A contrasting viewpoint is that large-scale, biomass-fueled power generation systems are unlikely to be economically competitive with natural gas or coal — fired generation, but that they can fill important niche markets, especially via distributed generation (Whittier, Haase, and Badger, 1996). Distributed generation is defined as any modular technology that is sited throughout a utility’s service area—interconnected to the distribution or subtransmission system—to lower the cost of service. They typically have capacities less than 50 MW. Distributed generation is claimed to provide multiple benefits to utilities and end users, including lower capital costs and reduced financial risk compared to those of the larger generation systems; deferral of upgrades to substations; provision of power in increments that match projected demand patterns; and various forms of grid support. Other advantages are that the logistics of sustaining operations are simplified and most of the biomass conver­sion technologies qualify as distributed generation candidates.

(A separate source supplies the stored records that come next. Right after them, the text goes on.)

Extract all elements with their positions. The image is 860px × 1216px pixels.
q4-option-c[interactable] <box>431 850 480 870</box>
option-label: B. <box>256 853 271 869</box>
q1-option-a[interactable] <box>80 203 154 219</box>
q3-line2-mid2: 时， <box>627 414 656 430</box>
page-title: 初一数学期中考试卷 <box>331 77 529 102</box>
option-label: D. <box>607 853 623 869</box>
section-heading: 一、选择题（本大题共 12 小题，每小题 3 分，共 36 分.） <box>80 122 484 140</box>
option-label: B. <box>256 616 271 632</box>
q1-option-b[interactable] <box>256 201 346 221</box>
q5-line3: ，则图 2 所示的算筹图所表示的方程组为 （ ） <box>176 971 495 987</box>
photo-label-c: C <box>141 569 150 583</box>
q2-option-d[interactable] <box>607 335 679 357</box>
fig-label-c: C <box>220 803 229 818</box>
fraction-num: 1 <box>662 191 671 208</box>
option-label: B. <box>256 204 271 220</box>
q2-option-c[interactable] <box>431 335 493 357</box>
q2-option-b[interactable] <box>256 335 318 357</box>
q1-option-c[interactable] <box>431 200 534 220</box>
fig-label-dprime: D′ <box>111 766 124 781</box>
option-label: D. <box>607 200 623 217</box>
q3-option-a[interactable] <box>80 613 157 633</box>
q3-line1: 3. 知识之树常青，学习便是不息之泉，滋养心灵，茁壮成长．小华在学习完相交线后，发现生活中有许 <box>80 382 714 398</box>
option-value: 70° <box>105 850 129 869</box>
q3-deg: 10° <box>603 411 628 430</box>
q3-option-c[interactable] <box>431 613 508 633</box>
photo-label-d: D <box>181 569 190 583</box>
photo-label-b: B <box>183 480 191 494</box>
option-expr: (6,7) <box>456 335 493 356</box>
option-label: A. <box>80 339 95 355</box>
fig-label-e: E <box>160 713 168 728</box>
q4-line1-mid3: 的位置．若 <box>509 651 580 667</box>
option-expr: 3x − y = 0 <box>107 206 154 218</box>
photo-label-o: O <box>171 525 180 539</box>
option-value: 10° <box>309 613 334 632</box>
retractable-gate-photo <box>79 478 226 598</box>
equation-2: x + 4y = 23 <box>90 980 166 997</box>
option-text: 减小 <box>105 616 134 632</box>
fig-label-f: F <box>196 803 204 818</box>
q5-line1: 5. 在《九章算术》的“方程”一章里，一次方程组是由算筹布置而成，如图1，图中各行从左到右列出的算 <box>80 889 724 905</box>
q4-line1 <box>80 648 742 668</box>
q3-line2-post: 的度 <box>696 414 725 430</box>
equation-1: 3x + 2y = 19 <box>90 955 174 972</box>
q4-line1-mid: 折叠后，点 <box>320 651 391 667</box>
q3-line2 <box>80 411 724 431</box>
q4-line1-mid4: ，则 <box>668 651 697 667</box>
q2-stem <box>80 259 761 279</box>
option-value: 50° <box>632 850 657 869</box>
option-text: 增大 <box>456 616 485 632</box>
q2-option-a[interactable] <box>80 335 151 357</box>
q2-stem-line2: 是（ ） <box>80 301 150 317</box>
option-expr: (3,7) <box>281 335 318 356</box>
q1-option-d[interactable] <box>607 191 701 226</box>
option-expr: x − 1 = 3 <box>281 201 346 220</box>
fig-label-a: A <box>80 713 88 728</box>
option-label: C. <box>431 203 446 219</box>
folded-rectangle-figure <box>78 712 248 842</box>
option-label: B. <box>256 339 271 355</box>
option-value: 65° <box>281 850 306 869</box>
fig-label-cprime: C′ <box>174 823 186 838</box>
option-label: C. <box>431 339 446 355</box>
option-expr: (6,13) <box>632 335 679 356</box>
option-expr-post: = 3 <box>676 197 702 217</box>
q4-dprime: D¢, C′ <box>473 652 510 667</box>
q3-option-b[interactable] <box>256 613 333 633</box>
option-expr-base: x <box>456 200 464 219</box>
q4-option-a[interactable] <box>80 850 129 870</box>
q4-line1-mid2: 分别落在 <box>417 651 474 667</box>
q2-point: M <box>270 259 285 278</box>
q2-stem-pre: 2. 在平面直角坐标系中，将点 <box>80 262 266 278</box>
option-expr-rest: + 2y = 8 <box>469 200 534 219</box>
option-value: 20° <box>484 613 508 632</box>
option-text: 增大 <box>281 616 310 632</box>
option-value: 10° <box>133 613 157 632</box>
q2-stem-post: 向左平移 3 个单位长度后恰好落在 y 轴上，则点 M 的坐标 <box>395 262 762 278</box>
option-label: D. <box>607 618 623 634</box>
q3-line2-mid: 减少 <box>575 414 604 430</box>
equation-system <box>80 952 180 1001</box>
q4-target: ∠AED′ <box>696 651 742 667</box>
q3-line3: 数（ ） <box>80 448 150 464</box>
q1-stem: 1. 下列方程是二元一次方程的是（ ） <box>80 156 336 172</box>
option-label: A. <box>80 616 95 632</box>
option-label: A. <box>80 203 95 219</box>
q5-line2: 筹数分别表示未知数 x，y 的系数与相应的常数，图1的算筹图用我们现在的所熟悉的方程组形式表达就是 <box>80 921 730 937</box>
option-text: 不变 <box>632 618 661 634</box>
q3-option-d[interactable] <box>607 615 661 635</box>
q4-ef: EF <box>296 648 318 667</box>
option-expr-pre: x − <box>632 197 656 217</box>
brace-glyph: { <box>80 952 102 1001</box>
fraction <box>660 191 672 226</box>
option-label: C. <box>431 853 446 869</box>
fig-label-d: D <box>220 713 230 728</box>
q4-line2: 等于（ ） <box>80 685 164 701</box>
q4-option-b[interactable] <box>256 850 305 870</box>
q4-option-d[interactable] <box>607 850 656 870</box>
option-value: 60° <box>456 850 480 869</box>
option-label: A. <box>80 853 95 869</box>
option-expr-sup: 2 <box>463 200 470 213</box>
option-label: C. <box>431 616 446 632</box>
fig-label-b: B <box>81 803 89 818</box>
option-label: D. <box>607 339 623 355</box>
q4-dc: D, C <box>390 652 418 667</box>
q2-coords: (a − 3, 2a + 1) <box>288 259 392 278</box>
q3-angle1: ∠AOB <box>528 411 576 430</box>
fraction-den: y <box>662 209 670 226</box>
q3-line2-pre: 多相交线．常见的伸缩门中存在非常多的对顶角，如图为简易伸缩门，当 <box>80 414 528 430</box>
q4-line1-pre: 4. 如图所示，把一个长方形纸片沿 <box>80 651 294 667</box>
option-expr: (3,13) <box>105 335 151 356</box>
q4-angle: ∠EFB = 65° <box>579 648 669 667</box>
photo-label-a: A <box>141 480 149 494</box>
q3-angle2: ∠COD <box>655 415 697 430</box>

Assessments of commercial biomass power technologies indicate that oppor­tunities exist, particularly for niche market applications, when the business conditions are right. Federal legislation can have a large impact on these opportunities. For example, the U. S. Public Utilities Regulatory Policies Act of 1978 (PURPA, PL 95-617) created a utility market for independent, nonutility power producers by requiring public utilities to purchase power from them at the so-called avoided cost, or the utility’s cost of purchasing or generating the power itself. Many small power producers and cogenerators took advantage of this arrangement by generating power for on-site use and selling the surplus to the local utility. One technology that fared quite well under PURPA, when Standard Offer contracts in California allowed independent power producers to lock in payments that started at $0.08 to $0.09/kWh, is bubbling, fluid-bed combustion. It was a key technology that allowed plants to achieve favorable economics in a changing regulatory and fuel price environment. The flexibility of 3 such plants (net capacities of 10,10, and 25 MW), for example, permitted them to accept a very wide range of biomass fuels and to meet California’s strict emissions requirements using ammonia injection and limestone additive for NOx and SOx control over a 7-year operating history (Ferris, 1996). When scheduled shutdowns and reduced loads were required by the utility that purchased the power, the advanced designs of these plants made it possible for them to be operated as peaking units after the utility offered payments up to $0.06/kWh under curtailment contracts.